Yeah, I will try to stop more with my palms.


----------



## Antonie faz fan (May 25, 2015)

Hssandwich said:


> Yeah, I will try to stop more with my palms.


actually you should do it mote with your fingers, the way you stop it is closer to your wrist than to your fingers...


----------



## Mollerz (May 25, 2015)

These timer stops are fine, they look bad, but they are fine. Getting close to the borderline though.


----------



## Hssandwich (May 25, 2015)

Mollerz said:


> These timer stops are fine, they look bad, but they are fine. Getting close to the borderline though.



Ok, I will try to improve.


----------



## OrigamiCuber1 (May 25, 2015)

Maybe you can get pyraminx NR if you don't +2. I believe in you.


----------



## mns112 (May 25, 2015)

wow dude. great average


----------



## ryanj92 (May 25, 2015)

I remember how ~6.5 average was enough for me to get 3rd at UKC last year... Guess I need to practise again eh 

Great average!
Shame about solve 4, but the rest seemed pretty good


----------



## scottishcuber (May 25, 2015)

Mollerz said:


> These timer stops are fine, they look bad, but they are fine. Getting close to the borderline though.



??

I think they look bad because they are bad.


----------



## Ninja Storm (May 25, 2015)

I didn't look closely enough at first, and I was scared that Henry was getting good at Skewb, too. 

Nice average!


----------



## kinch2002 (May 25, 2015)

I don't see an issue with the time stops. I paused the video several times and it's always clearly his hands and not his wrists.


----------



## Berd (May 25, 2015)

GJ Harry! Teach me how to fingertrick senpai!


----------



## natezach728 (May 25, 2015)

Lord help me. I'm getting knocked down in the ranks again pretty soon.


----------



## CiaranBeahan (May 25, 2015)

well done! I remember when my 6.7 avg was enough for BIR at ABHC last year, boy have things changed since then!


----------



## Antonie faz fan (May 25, 2015)

kinch2002 said:


> I don't see an issue with the time stops. I paused the video several times and it's always clearly his hands and not his wrists.

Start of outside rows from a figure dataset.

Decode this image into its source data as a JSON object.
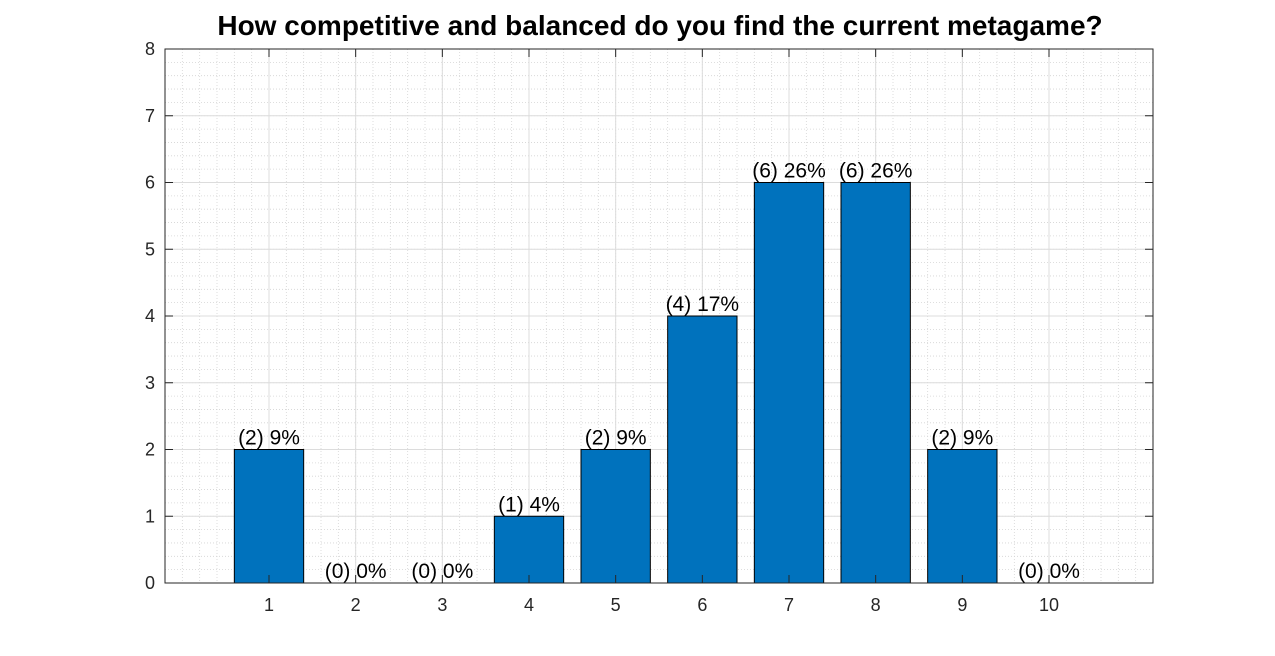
{
  "chart_data": {
    "type": "bar",
    "title": "How competitive and balanced do you find the current metagame?",
    "xlabel": "",
    "ylabel": "",
    "categories": [
      "1",
      "2",
      "3",
      "4",
      "5",
      "6",
      "7",
      "8",
      "9",
      "10"
    ],
    "values": [
      2,
      0,
      0,
      1,
      2,
      4,
      6,
      6,
      2,
      0
    ],
    "data_labels": [
      "(2) 9%",
      "(0) 0%",
      "(0) 0%",
      "(1) 4%",
      "(2) 9%",
      "(4) 17%",
      "(6) 26%",
      "(6) 26%",
      "(2) 9%",
      "(0) 0%"
    ],
    "xlim": [
      -0.2,
      11.2
    ],
    "ylim": [
      0,
      8
    ],
    "yticks": [
      "0",
      "1",
      "2",
      "3",
      "4",
      "5",
      "6",
      "7",
      "8"
    ],
    "grid": true,
    "minor_grid": true,
    "bar_color": "#0072BD"
  }
}
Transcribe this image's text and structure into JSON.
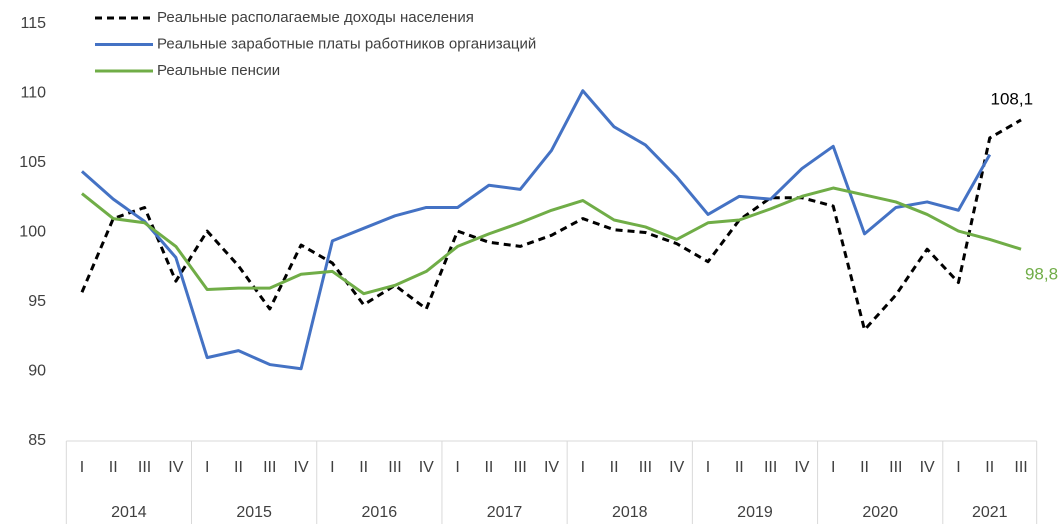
{
  "chart_data": {
    "type": "line",
    "categories": [
      "I",
      "II",
      "III",
      "IV",
      "I",
      "II",
      "III",
      "IV",
      "I",
      "II",
      "III",
      "IV",
      "I",
      "II",
      "III",
      "IV",
      "I",
      "II",
      "III",
      "IV",
      "I",
      "II",
      "III",
      "IV",
      "I",
      "II",
      "III",
      "IV",
      "I",
      "II",
      "III"
    ],
    "category_groups": [
      {
        "label": "2014",
        "count": 4
      },
      {
        "label": "2015",
        "count": 4
      },
      {
        "label": "2016",
        "count": 4
      },
      {
        "label": "2017",
        "count": 4
      },
      {
        "label": "2018",
        "count": 4
      },
      {
        "label": "2019",
        "count": 4
      },
      {
        "label": "2020",
        "count": 4
      },
      {
        "label": "2021",
        "count": 3
      }
    ],
    "series": [
      {
        "name": "Реальные располагаемые доходы населения",
        "color": "#000000",
        "dashed": true,
        "values": [
          95.7,
          101.0,
          101.8,
          96.5,
          100.1,
          97.6,
          94.5,
          99.1,
          97.8,
          94.8,
          96.2,
          94.5,
          100.1,
          99.3,
          99.0,
          99.8,
          101.0,
          100.2,
          100.0,
          99.2,
          97.9,
          100.9,
          102.5,
          102.5,
          101.9,
          93.0,
          95.5,
          98.8,
          96.4,
          106.8,
          108.1
        ],
        "value_labels": [
          null,
          null,
          null,
          null,
          null,
          null,
          null,
          null,
          null,
          null,
          null,
          null,
          null,
          null,
          null,
          null,
          null,
          null,
          null,
          null,
          null,
          null,
          null,
          null,
          null,
          null,
          null,
          null,
          null,
          null,
          "108,1"
        ]
      },
      {
        "name": "Реальные заработные платы работников организаций",
        "color": "#4472c4",
        "dashed": false,
        "values": [
          104.4,
          102.4,
          100.8,
          98.2,
          91.0,
          91.5,
          90.5,
          90.2,
          99.4,
          100.3,
          101.2,
          101.8,
          101.8,
          103.4,
          103.1,
          105.9,
          110.2,
          107.6,
          106.3,
          104.0,
          101.3,
          102.6,
          102.4,
          104.6,
          106.2,
          99.9,
          101.8,
          102.2,
          101.6,
          105.6,
          null
        ]
      },
      {
        "name": "Реальные пенсии",
        "color": "#70ad47",
        "dashed": false,
        "values": [
          102.8,
          101.0,
          100.7,
          99.0,
          95.9,
          96.0,
          96.0,
          97.0,
          97.2,
          95.6,
          96.2,
          97.2,
          99.0,
          99.9,
          100.7,
          101.6,
          102.3,
          100.9,
          100.4,
          99.5,
          100.7,
          100.9,
          101.7,
          102.6,
          103.2,
          102.7,
          102.2,
          101.3,
          100.1,
          99.5,
          98.8
        ],
        "value_labels": [
          null,
          null,
          null,
          null,
          null,
          null,
          null,
          null,
          null,
          null,
          null,
          null,
          null,
          null,
          null,
          null,
          null,
          null,
          null,
          null,
          null,
          null,
          null,
          null,
          null,
          null,
          null,
          null,
          null,
          null,
          "98,8"
        ]
      }
    ],
    "ylim": [
      85,
      115
    ],
    "yticks": [
      85,
      90,
      95,
      100,
      105,
      110,
      115
    ],
    "grid": false,
    "legend": "top-left"
  }
}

i didn't say he stopped it with his palms, i said it was closer to his palms than to his fingers. the regs say you have to have a part of your fingers at timer start/stop.


----------



## Myachii (May 25, 2015)

Well done Harry, knew you'd get it some day!


----------



## Ninja Storm (May 25, 2015)

Antonie faz fan said:


> i didn't say he stopped it with his palms, i said it was closer to his palms than to his fingers. the regs say you have to have a part of your fingers at timer start/stop.



You don't need fingers for a timer stop, only for a timer start.

With that said, some of these solves were dangerously close to wrist stops, though I personally would say that all the stops were okay.


----------